By Linda Hsieh, Managing Editor
Managed pressure drilling (MPD) is often still viewed as a contingency-type of service – helping operators drill the undrillable, for example – but the technology is beginning to outgrow that niche. In particular, experts who gathered at a drilling automation symposium on 16 March in London took a close look at automating MPD and well control together. “It’s quite logical to have MPD and well control married up,” Blaine Dow, Global Drilling Engineering Manager for M-I Swaco, a Schlumberger company, said. However, multiple barriers – regulations, liabilities and legacy roles and responsibilities – must be addressed before the full potential of MPD well control can be realized.
The pressure management benefits of MPD are already well documented – by closing the wellbore to atmospheric pressure, better understanding and control of downhole pressures can be achieved compared with conventional drilling. “That’s important when you start talking about automation, because in a managed pressure drilling state versus anything that happens in conventional drilling, you are in a far better position to understand everything pressure-related that’s going on with your well,” Mr Dow said at the symposium. The event was jointly held by the SPE Drilling Systems Automation Technical Section and the IADC Advanced Rig Technology Committee, in conjunction with the 2015 SPE/IADC Drilling Conference.

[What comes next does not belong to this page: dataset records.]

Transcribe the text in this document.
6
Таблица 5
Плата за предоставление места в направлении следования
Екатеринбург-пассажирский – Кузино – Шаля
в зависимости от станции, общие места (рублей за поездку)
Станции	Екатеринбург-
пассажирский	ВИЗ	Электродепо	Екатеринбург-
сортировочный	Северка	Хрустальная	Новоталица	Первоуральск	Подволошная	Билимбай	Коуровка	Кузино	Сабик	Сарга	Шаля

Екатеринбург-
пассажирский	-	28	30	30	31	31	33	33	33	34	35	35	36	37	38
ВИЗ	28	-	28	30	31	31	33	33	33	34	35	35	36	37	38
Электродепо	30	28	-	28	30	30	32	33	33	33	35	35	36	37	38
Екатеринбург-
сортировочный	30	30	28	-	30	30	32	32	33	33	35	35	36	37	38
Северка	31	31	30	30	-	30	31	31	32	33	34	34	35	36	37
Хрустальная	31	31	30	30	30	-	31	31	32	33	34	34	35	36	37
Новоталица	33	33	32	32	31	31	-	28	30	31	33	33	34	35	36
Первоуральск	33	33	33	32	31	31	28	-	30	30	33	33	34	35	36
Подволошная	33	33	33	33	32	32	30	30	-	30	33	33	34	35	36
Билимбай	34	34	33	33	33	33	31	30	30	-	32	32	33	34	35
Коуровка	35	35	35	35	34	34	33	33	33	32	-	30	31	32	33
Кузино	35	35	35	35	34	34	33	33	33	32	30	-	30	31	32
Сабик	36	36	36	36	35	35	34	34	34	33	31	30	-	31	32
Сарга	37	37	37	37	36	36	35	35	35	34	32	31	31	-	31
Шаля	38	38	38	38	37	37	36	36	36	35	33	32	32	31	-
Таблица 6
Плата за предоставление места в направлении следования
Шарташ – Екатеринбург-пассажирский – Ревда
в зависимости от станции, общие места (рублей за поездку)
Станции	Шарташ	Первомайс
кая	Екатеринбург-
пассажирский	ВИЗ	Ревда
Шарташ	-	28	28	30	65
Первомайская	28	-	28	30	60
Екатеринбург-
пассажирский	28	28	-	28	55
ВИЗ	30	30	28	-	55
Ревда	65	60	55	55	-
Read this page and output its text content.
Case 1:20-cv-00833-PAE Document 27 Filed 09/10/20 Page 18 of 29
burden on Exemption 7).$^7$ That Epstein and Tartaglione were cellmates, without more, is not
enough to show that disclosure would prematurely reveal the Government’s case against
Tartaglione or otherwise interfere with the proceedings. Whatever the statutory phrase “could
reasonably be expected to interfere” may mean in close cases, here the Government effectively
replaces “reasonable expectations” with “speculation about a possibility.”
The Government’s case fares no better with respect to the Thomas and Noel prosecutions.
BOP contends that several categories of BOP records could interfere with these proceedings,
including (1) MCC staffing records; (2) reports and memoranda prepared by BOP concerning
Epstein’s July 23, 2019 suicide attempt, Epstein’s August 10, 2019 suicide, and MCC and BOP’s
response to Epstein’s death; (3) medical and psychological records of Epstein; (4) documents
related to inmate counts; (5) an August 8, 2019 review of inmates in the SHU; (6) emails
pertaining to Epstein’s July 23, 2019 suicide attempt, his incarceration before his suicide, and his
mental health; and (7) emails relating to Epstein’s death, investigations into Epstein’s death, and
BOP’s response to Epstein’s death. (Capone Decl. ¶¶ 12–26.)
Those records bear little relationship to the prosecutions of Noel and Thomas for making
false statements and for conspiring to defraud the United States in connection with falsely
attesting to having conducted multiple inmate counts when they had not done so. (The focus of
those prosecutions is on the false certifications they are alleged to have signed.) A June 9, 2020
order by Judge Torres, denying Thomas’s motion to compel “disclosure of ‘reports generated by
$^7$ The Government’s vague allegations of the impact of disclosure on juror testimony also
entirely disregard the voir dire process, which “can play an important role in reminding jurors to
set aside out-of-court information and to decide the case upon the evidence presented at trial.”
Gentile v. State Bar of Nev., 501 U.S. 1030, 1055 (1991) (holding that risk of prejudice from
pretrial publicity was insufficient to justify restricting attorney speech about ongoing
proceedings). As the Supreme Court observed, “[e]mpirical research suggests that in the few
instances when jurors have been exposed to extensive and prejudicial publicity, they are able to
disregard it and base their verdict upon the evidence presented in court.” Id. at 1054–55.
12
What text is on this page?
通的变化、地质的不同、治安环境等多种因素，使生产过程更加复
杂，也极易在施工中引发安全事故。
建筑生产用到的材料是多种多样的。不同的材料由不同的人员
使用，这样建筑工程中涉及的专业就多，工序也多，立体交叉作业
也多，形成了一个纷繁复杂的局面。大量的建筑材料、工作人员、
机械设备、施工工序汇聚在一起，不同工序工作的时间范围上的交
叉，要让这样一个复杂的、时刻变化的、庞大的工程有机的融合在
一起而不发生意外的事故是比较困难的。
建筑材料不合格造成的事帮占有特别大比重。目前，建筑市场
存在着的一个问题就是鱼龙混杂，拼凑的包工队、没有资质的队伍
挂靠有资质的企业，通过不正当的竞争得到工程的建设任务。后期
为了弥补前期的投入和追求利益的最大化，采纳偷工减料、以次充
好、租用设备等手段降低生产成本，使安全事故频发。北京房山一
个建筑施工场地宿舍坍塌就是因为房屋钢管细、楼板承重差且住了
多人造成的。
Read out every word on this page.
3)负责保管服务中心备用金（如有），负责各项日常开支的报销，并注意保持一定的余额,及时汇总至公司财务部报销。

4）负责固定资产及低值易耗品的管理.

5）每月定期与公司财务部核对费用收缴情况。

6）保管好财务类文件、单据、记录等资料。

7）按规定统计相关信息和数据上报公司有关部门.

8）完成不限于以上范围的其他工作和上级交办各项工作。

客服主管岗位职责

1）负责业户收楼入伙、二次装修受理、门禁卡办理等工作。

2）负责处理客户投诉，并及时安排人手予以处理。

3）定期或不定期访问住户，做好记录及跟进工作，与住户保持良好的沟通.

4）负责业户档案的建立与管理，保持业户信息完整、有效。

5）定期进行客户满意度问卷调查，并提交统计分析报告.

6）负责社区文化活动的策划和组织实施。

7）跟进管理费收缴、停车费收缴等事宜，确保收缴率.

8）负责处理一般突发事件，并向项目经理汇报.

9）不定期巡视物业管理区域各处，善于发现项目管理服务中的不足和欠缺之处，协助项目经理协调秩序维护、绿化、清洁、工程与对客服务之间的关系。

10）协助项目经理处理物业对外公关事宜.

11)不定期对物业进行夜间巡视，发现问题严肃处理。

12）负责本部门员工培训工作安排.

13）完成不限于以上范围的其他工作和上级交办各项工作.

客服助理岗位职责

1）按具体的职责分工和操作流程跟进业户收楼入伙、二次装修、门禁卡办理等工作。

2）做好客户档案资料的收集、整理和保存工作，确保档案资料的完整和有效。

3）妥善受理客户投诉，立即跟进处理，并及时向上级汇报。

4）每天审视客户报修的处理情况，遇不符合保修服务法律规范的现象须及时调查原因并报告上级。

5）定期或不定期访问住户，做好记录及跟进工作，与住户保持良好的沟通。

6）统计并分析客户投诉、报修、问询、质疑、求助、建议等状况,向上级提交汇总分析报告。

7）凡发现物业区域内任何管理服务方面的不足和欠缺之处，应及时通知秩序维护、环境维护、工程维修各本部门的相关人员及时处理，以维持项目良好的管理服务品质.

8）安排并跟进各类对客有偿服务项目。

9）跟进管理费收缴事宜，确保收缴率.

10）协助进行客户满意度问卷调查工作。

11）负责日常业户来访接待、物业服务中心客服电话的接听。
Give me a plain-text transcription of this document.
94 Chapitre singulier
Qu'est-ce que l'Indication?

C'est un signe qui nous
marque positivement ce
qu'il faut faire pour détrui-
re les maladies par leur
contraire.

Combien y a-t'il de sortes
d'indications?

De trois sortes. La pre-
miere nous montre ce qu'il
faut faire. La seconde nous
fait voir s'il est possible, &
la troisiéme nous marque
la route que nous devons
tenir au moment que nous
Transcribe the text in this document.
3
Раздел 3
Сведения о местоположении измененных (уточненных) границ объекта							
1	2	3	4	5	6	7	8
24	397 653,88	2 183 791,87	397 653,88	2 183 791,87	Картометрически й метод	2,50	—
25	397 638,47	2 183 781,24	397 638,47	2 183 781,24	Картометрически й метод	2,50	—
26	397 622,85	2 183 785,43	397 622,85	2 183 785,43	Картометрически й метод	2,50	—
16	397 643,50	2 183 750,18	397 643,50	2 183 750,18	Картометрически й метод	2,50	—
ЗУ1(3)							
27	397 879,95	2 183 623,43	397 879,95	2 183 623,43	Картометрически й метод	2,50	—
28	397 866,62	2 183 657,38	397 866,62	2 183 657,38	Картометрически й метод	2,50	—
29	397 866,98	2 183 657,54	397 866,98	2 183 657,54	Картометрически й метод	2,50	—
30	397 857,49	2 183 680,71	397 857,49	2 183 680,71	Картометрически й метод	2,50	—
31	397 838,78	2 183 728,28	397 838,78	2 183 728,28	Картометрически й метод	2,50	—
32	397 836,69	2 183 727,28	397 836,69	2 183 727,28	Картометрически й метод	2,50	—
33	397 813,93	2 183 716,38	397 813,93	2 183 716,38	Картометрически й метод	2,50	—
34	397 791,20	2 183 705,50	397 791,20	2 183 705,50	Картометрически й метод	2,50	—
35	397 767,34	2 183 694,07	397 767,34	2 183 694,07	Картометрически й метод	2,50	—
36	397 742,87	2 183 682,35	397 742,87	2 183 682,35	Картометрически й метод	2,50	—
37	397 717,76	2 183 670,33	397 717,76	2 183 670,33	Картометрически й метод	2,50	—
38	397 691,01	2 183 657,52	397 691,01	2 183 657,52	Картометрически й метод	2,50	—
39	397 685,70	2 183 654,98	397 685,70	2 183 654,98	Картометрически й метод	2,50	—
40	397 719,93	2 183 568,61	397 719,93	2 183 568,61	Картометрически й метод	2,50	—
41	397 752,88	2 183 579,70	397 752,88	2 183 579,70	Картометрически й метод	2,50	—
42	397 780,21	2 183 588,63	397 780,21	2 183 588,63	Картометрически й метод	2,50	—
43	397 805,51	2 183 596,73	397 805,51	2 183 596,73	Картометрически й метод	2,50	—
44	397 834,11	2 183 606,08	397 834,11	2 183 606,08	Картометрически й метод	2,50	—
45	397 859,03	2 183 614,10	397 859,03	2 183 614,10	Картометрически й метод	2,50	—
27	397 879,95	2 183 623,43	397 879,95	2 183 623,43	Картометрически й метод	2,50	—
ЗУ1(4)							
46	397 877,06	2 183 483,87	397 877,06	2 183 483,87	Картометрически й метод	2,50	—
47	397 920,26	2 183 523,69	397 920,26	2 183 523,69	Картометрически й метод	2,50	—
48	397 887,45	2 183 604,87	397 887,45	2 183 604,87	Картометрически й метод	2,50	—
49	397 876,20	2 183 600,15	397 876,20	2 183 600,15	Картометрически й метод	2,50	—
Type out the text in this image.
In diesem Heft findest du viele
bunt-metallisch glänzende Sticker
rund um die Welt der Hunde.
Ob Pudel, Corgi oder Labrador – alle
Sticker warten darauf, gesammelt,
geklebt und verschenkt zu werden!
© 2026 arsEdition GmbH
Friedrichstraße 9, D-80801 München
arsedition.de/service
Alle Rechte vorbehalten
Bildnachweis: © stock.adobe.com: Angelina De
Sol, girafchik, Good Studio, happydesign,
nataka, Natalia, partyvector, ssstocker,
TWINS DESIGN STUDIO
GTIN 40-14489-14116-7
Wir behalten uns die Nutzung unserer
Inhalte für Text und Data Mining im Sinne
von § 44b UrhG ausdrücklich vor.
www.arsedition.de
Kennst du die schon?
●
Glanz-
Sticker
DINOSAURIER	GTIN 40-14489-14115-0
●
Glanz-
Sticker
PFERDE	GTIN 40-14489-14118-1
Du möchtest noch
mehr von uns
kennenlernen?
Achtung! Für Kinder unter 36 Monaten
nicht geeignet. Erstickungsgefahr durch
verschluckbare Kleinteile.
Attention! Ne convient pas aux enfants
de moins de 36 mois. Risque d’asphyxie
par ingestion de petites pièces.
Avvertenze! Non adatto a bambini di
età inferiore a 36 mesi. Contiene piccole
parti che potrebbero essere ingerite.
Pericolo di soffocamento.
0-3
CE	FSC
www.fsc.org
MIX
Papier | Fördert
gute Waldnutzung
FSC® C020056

Looking at some of the potential barriers to MPD well control, Mr Dow noted that equipment and technology should no longer be considered obstacles. “Equipment, both in terms of pressure rating and volume capacity, are capable of handling (well control) events in MPD and automated well control states. Technology – both detection and control – also already exists. There’s nothing holding the industry back,” he said.
Where the obstacles remain are in regulations, liabilities and the industry’s traditional lines of roles and responsibilities. He cited the US Gulf of Mexico as an example where regulations provide “no opportunity to be statically below pore pressure with your fluid column. In that state, managed pressure drilling and well control theoretically can never come together unless something has actually gone wrong.”
Liability is another key aspect that impacts the industry’s ability to merge MPD and well control. Currently, MPD service providers typically take their equipment onto the drilling contractors’ rigs. Because historically it’s the drilling contractor that is responsible in a well control event, Mr Dow said, the service provider must hand over the well control event to the driller if one occurs.
This plays into another barrier – legacy roles and responsibilities. “Today, the way MPD and well control marry together is through a well control matrix or an MPD operating matrix,” he explained. These matrices effectively define pressures, flow rates and volumes that are measured before an MPD event is converted into a well control event. “At that transition point, you are handing control of pressure in the well that the MPD crew has had for the entire duration of the drilling process over to the driller.” Mr Dow questioned the logic behind such a transfer of responsibility, attributing it to “classic lines that are drawn in roles and responsibilities in the industry today.”
Looking to the future of MPD well control, Mr Dow noted that the barrier of liabilities could potentially be removed by integrating control of MPD equipment on the rig. “If the drilling contractor actually owns the MPD equipment as part of their rig, suddenly one of those main barriers of liabilities falls over quite quickly,” he said.
The human factors aspect, however, may prove harder to change – particularly as the industry remains far from reaching consensus on where responsibilities should fall for well control events in MPD situations. Regardless of such difficulties, however, Mr Dow stressed the logic behind and potential benefits of putting MPD and well control together.
Another incentive is fast-growing interest from operators. Just look at the North American shale plays, he said, where MPD is being used to address routine influxes. For one unconventional well in western Canada, 16 hours of nonproductive time was saved by using MPD, according to Mr Dow. “It’s becoming normal practice for eliminating that nonproductive time throughout the drilling process.”